Other common criticisms provide an object lesson on the need to do this sort of software archaeology using as authentic a setup as possible. In 1997, Electronic Arts released The Ultima Collection, a collection of the first eight games in the series. They also included as a bonus a port of Akalabeth to MS-DOS, marking the first such ever done after the Apple II original. Most people who attempt to play Akalabeth today use this version, as it is more accessible than getting a real Apple II or Apple II emulator working. The problem is, this version actually appears to be less sophisticated than its antecedent. For instance, in the port every single dungeon on the map is a clone of every other; in the original, each dungeon is unique. Thus we are left with a false and unfavorable impression of Garriott’s original design.
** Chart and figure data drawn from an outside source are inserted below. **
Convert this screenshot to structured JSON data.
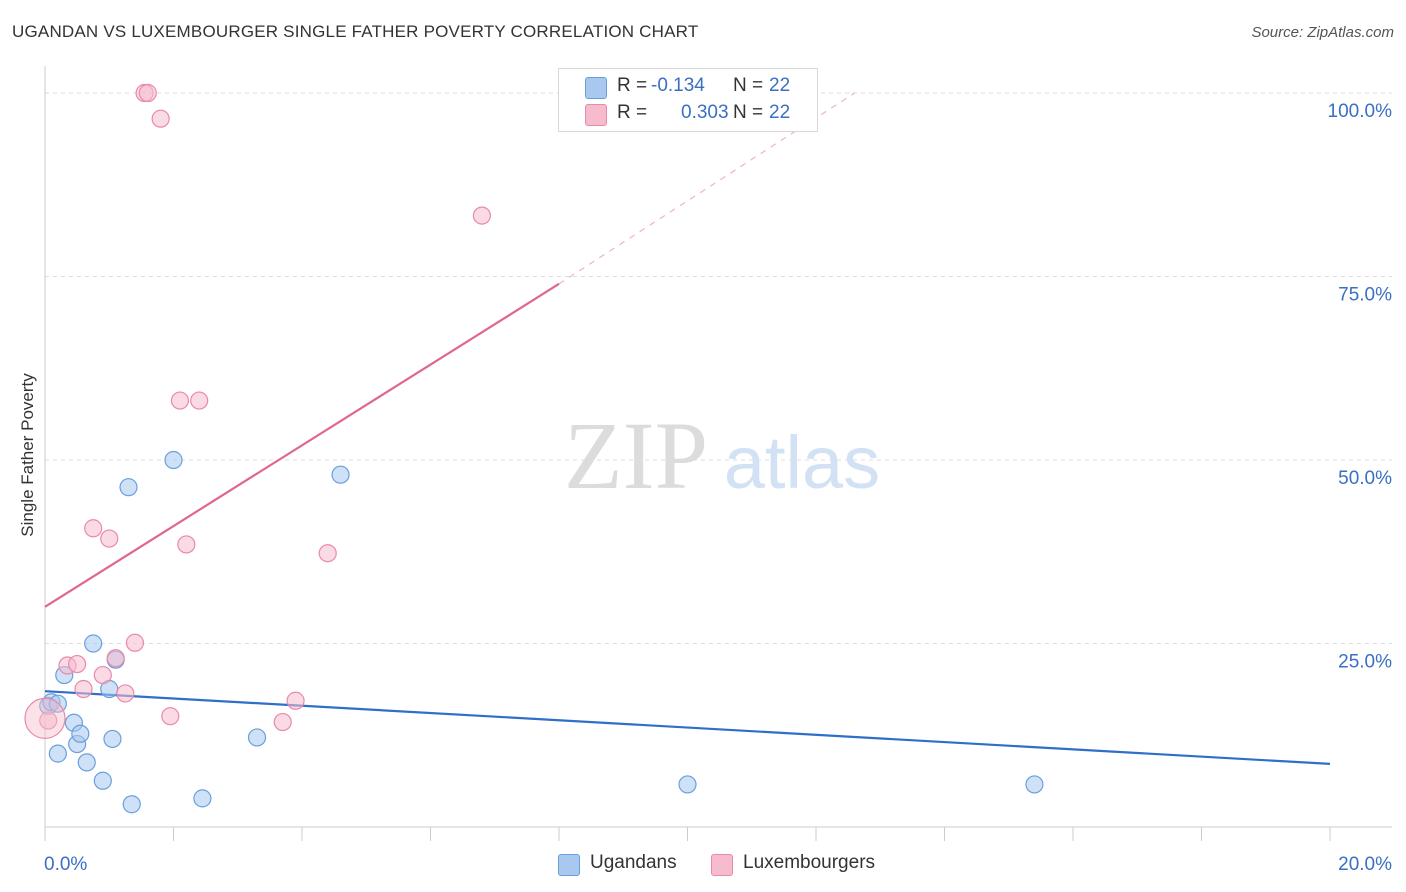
{
  "header": {
    "title": "UGANDAN VS LUXEMBOURGER SINGLE FATHER POVERTY CORRELATION CHART",
    "source": "Source: ZipAtlas.com"
  },
  "watermark": {
    "zip": "ZIP",
    "atlas": "atlas"
  },
  "colors": {
    "ugandans_fill": "#a8c8f0",
    "ugandans_stroke": "#6a9fdc",
    "ugandans_line": "#2f6fc9",
    "luxembourgers_fill": "#f6bccd",
    "luxembourgers_stroke": "#e98aa8",
    "luxembourgers_line": "#e06690",
    "tick_label": "#3a6fc4"
  },
  "legend": {
    "r_label": "R =",
    "n_label": "N =",
    "items": [
      {
        "r": "-0.134",
        "n": "22"
      },
      {
        "r": "0.303",
        "n": "22"
      }
    ]
  },
  "chart_data": {
    "type": "scatter",
    "title": "UGANDAN VS LUXEMBOURGER SINGLE FATHER POVERTY CORRELATION CHART",
    "xlabel": "",
    "ylabel": "Single Father Poverty",
    "xlim": [
      0,
      20
    ],
    "ylim": [
      0,
      103
    ],
    "x_tick_labels": [
      "0.0%",
      "20.0%"
    ],
    "y_ticks": [
      25,
      50,
      75,
      100
    ],
    "y_tick_labels": [
      "25.0%",
      "50.0%",
      "75.0%",
      "100.0%"
    ],
    "grid": "horizontal dashed",
    "legend_position": "top-center",
    "series": [
      {
        "name": "Ugandans",
        "r": -0.134,
        "n": 22,
        "trend": {
          "x": [
            0,
            20
          ],
          "y": [
            18.5,
            8.6
          ]
        },
        "points": [
          {
            "x": 0.05,
            "y": 16.5
          },
          {
            "x": 0.1,
            "y": 17.0
          },
          {
            "x": 0.2,
            "y": 16.8
          },
          {
            "x": 0.2,
            "y": 10.0
          },
          {
            "x": 0.3,
            "y": 20.7
          },
          {
            "x": 0.45,
            "y": 14.2
          },
          {
            "x": 0.5,
            "y": 11.3
          },
          {
            "x": 0.55,
            "y": 12.7
          },
          {
            "x": 0.65,
            "y": 8.8
          },
          {
            "x": 0.75,
            "y": 25.0
          },
          {
            "x": 0.9,
            "y": 6.3
          },
          {
            "x": 1.0,
            "y": 18.8
          },
          {
            "x": 1.05,
            "y": 12.0
          },
          {
            "x": 1.1,
            "y": 22.8
          },
          {
            "x": 1.3,
            "y": 46.3
          },
          {
            "x": 1.35,
            "y": 3.1
          },
          {
            "x": 2.0,
            "y": 50.0
          },
          {
            "x": 2.45,
            "y": 3.9
          },
          {
            "x": 3.3,
            "y": 12.2
          },
          {
            "x": 4.6,
            "y": 48.0
          },
          {
            "x": 10.0,
            "y": 5.8
          },
          {
            "x": 15.4,
            "y": 5.8
          }
        ]
      },
      {
        "name": "Luxembourgers",
        "r": 0.303,
        "n": 22,
        "trend": {
          "x": [
            0,
            8.0,
            12.6
          ],
          "y": [
            30.0,
            74.0,
            100.0
          ]
        },
        "points": [
          {
            "x": 0.05,
            "y": 14.5
          },
          {
            "x": 0.35,
            "y": 22.0
          },
          {
            "x": 0.5,
            "y": 22.2
          },
          {
            "x": 0.6,
            "y": 18.8
          },
          {
            "x": 0.75,
            "y": 40.7
          },
          {
            "x": 0.9,
            "y": 20.7
          },
          {
            "x": 1.0,
            "y": 39.3
          },
          {
            "x": 1.1,
            "y": 23.0
          },
          {
            "x": 1.25,
            "y": 18.2
          },
          {
            "x": 1.4,
            "y": 25.1
          },
          {
            "x": 1.55,
            "y": 100.0
          },
          {
            "x": 1.6,
            "y": 100.0
          },
          {
            "x": 1.8,
            "y": 96.5
          },
          {
            "x": 1.95,
            "y": 15.1
          },
          {
            "x": 2.1,
            "y": 58.1
          },
          {
            "x": 2.2,
            "y": 38.5
          },
          {
            "x": 2.4,
            "y": 58.1
          },
          {
            "x": 3.7,
            "y": 14.3
          },
          {
            "x": 3.9,
            "y": 17.2
          },
          {
            "x": 4.4,
            "y": 37.3
          },
          {
            "x": 6.8,
            "y": 83.3
          },
          {
            "x": 0.0,
            "y": 14.8
          }
        ]
      }
    ]
  }
}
Another common criticism is that the magic amulet effectively breaks the game. Some quick background: one of the items the player can buy or find in dungeons is a magic amulet, which, in addition to a few usefully predictable functions such as making magic ladders to move up or down in a dungeon, also has a sort of wildcard option. Most of the time the results of choosing this are bad in the extreme, such as being turned into a toad. Occasionally, however, the player will get turned into a lizard man, which might not sound so great but actually is: all of her stats instantly and permanently increase by 150%. The exploit, then, is to save the game — a feature the MS-DOS port, unlike the original, did include — and try your luck. If something bad happens, you simply restore and try again, until you become a lizard man. Do this a few times and you are effectively invincible. Fine — but we need to remember that players of the original didn’t have the comfort of a save command, or even an emulator’s saved state. So trying this would have been a truly desperate roll of the dice, probably undertaken when the player had nothing left to lose. Seen the way a player in 1980 would have seen it, it’s not a game breaker at all, but a clever touch that just might once in a blue moon provide a miracle to the desperate.